Fin janvier, les 137 pays engagés sous l’égide de l’OCDE dans la négociation d’un accord sur la taxation des multinationales, notamment celles du numérique, se sont mis d’accord pour... aboutir à un accord d’ici la fin de l’année.
Il s’agit d’une réforme a minima, comme le montre l’attitude complice des GAFA : ainsi, Mark Zuckerberg, le PDG de Facebook affirme aujourd’hui être en faveur de la "réforme fiscale" en cours à l’OCDE même si cela doit conduire son groupe à "payer plus d’impôts"[1].
On nous annonce triomphalement que cette réforme fiscale générerait 100 milliards de dollars de recettes par an, soit 4% de recettes supplémentaires d’impôt sur les bénéfices au niveau mondial. Cette somme, qui devra être confirmée par les faits, reste plutôt faible : on estime que l’optimisation fiscale agressive des multinationales fait perdre 14 milliards d’euros par an uniquement en France[2]. De plus, les négociations à l’OCDE prévoient de fixer un niveau minimum d’imposition sur les sociétés (IS) à 12,5%. Celui-ci est censé réduire la concurrence fiscale entre les États et les stratégies de transfert de bénéfices des multinationales vers des pays à faible fiscalité. Or, ces 12,5% représentent un taux extrêmement faible : c’est le taux d’IS pratiqué en Irlande, le plus bas de l’Union européenne, ce qui permet à ce pays d’attirer Google, Facebook et Amazon ! On mesure ainsi à quel point la réforme envisagée par l’OCDE est minimaliste et on comprend mieux pourquoi Facebook et les autres géants du numérique s’en accommoderaient. (...)
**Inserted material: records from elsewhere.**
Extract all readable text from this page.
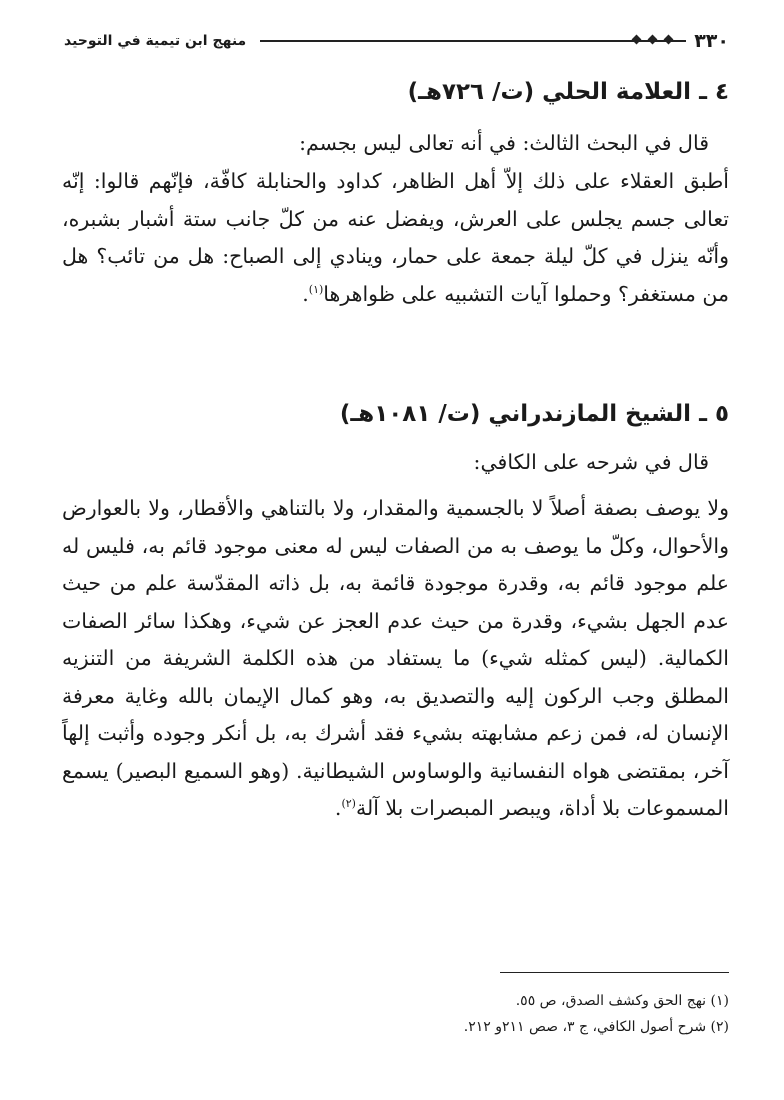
٣٣٠
منهج ابن تيمية في التوحيد
٤ ـ العلامة الحلي (ت/ ٧٢٦هـ)
قال في البحث الثالث: في أنه تعالى ليس بجسم:

أطبق العقلاء على ذلك إلاّ أهل الظاهر، كداود والحنابلة كافّة، فإنّهم قالوا: إنّه تعالى جسم يجلس على العرش، ويفضل عنه من كلّ جانب ستة أشبار بشبره، وأنّه ينزل في كلّ ليلة جمعة على حمار، وينادي إلى الصباح: هل من تائب؟ هل من مستغفر؟ وحملوا آيات التشبيه على ظواهرها$^{(١)}$.

٥ ـ الشيخ المازندراني (ت/ ١٠٨١هـ)
قال في شرحه على الكافي:

ولا يوصف بصفة أصلاً لا بالجسمية والمقدار، ولا بالتناهي والأقطار، ولا بالعوارض والأحوال، وكلّ ما يوصف به من الصفات ليس له معنى موجود قائم به، فليس له علم موجود قائم به، وقدرة موجودة قائمة به، بل ذاته المقدّسة علم من حيث عدم الجهل بشيء، وقدرة من حيث عدم العجز عن شيء، وهكذا سائر الصفات الكمالية. (ليس كمثله شيء) ما يستفاد من هذه الكلمة الشريفة من التنزيه المطلق وجب الركون إليه والتصديق به، وهو كمال الإيمان بالله وغاية معرفة الإنسان له، فمن زعم مشابهته بشيء فقد أشرك به، بل أنكر وجوده وأثبت إلهاً آخر، بمقتضى هواه النفسانية والوساوس الشيطانية. (وهو السميع البصير) يسمع المسموعات بلا أداة، ويبصر المبصرات بلا آلة$^{(٢)}$.

(١) نهج الحق وكشف الصدق، ص ٥٥.
(٢) شرح أصول الكافي، ج ٣، صص ٢١١و ٢١٢.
Alors que les négociations à l’OCDE risquent de ressembler à une montagne qui accouche d’une souris, les mesures unilatérales de taxation des GAFA prennent l’eau. (...)
On a pu assister à une pièce de théâtre où le gouvernement feignait de s’attaquer à l’évasion fiscale et les GAFAM faisaient mine d’être affectées. Le summum de cette mascarade a été atteint l’été dernier, quand Amazon a utilisé le prétexte de la taxe GAFA pour augmenter ses commissions de 3%, répercutant ainsi la taxe sur ses clients.
La fin annoncée de la taxe GAFA n’en est donc que plus désolante : elle ne coïncide pas avec son remplacement par un système de taxation mondial ambitieux, comme promis maintes fois, et est surtout le signe du manque de volonté d’un gouvernement qui a cédé face aux pressions américaines. Les Etats-Unis ont notamment menacé de taxer les importations de vins français si la taxe GAFA n’était pas abandonnée.
Il ne faut pas oublier que les GAFAM font de l’évasion fiscale un avantage concurrentiel[10] et que leur poids dans l’économie et dans la haute administration américaine est énorme[11]. (...)
Le Royaume-Uni a annoncé également renoncer à collecter une taxe similaire cette année. Les menaces américaines de taxer les voitures allemandes ou le parmesan italien visent également à les dissuader d’adopter une taxe similaire.
En résumé : un projet de taxation des GAFA abandonné à l’échelle européenne, des taxes GAFA nationales suspendues et, "en même temps", des négociations manquant d’ambition à l’OCDE. Il est pourtant urgent, dans un souci de justice fiscale, que les plus grandes entreprises ne puissent plus continuer à échapper aussi massivement à l’impôt.